Freetown, Sierra Leone is on the front lines of the global climate crisis affecting many cities around the world. And it’s still heating up. The current average maximum of 29.9°C is projected to rise to 35°C by 2030.
As temperatures rise, outdoor, informal, low-income workers will become more vulnerable to heat-health risks. These workers constitute 52 percent of Freetown’s population, and the majority of them are women. By investing in market cover, the Climate Resilience Center is addressing the unequal and gendered impacts of climate change by protecting the heat-health of one of the most vulnerable groups: market women.
How will the Freetown Market Shade Cover Project benefit the market community?
Expanding women’s economic opportunities
The shade structures expand the daily window for safe and comfortable shopping, giving an estimated 2,300 market women better working conditions and economic opportunities.
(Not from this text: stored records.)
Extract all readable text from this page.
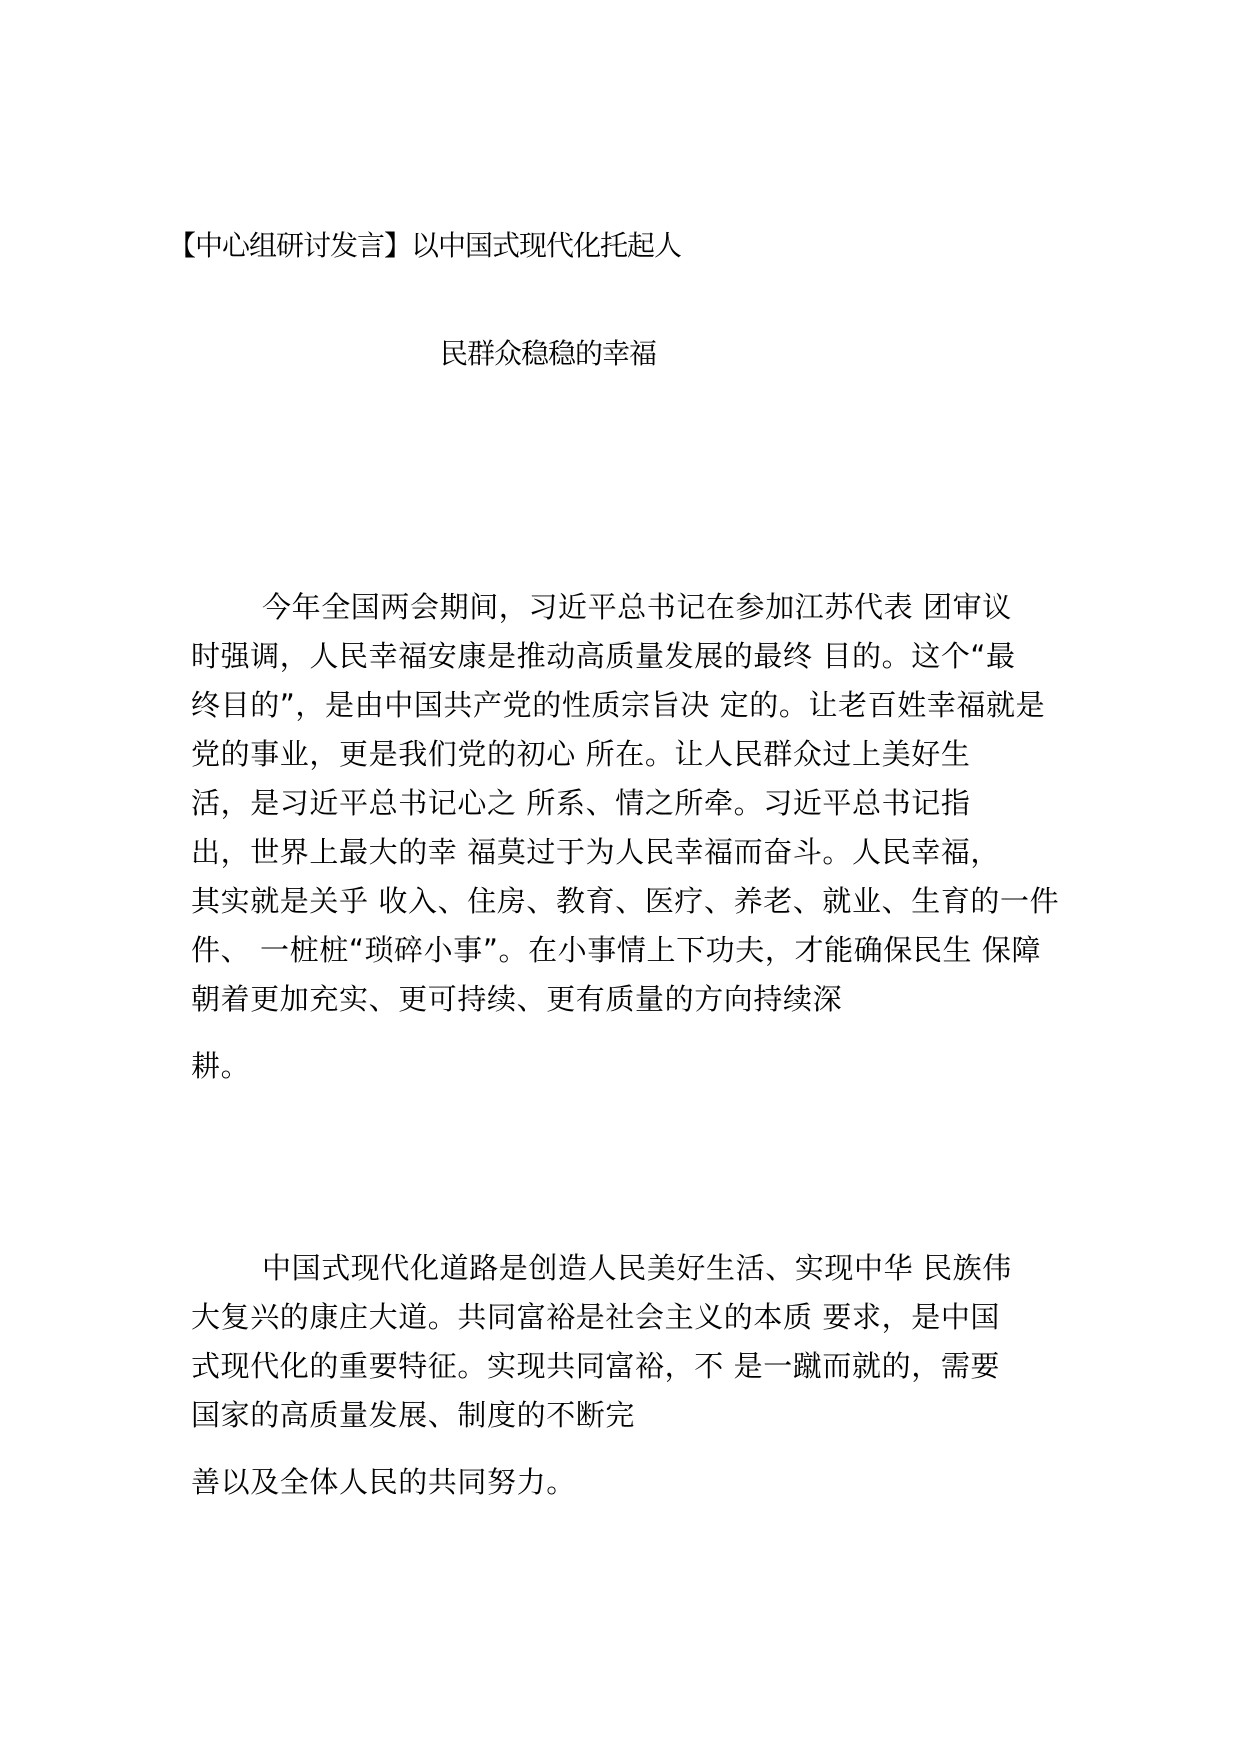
【中心组研讨发言】以中国式现代化托起人
民群众稳稳的幸福
今年全国两会期间，习近平总书记在参加江苏代表 团审议
时强调，人民幸福安康是推动高质量发展的最终 目的。这个“最
终目的”，是由中国共产党的性质宗旨决 定的。让老百姓幸福就是
党的事业，更是我们党的初心 所在。让人民群众过上美好生
活，是习近平总书记心之 所系、情之所牵。习近平总书记指
出，世界上最大的幸 福莫过于为人民幸福而奋斗。人民幸福，
其实就是关乎 收入、住房、教育、医疗、养老、就业、生育的一件
件、 一桩桩“琐碎小事”。在小事情上下功夫，才能确保民生 保障
朝着更加充实、更可持续、更有质量的方向持续深
耕。
中国式现代化道路是创造人民美好生活、实现中华 民族伟
大复兴的康庄大道。共同富裕是社会主义的本质 要求，是中国
式现代化的重要特征。实现共同富裕，不 是一蹴而就的，需要
国家的高质量发展、制度的不断完
善以及全体人民的共同努力。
By improving their income, the Climate Resilience Center is also safeguarding the financial security of their dependents, benefiting an estimated 11,600 additional individuals.
Direct beneficiaries of this project contribute a minimal monthly fee that is reinvested into the maintenance and long-term expansion of shade covers to other areas of the markets.
Building scalable solutions
Market shade covers are a low-cost local solution that can be replicated and sustained by communities well into the future. The shade covers are made with Danpalon and framed by steel pipes. These structures were designed to be inexpensive, replicable covers with minimal maintenance costs. The lightweight Danpalon panels are waterproof, ensuring durability during the raining season. They’re also semi-translucent, providing shade but enough light to still conduct their work.
The covers also have solar panels that store energy during the day. The panels power the lights throughout the night, allowing market women to expand their working hours and opportunities for commercial activity.
Creating new jobs
The Freetown Market Shade Project is creating job opportunities for local construction contractors and laborers in both the building and maintenance of the market covers. This will encourage community buy-in and the long-term viability of the project.
In implementing the project, the city is working with local leaders, the market women’s association, and the Heat Health Task Force team.
The implementation of this project will be carried out in three phases over the course of four months.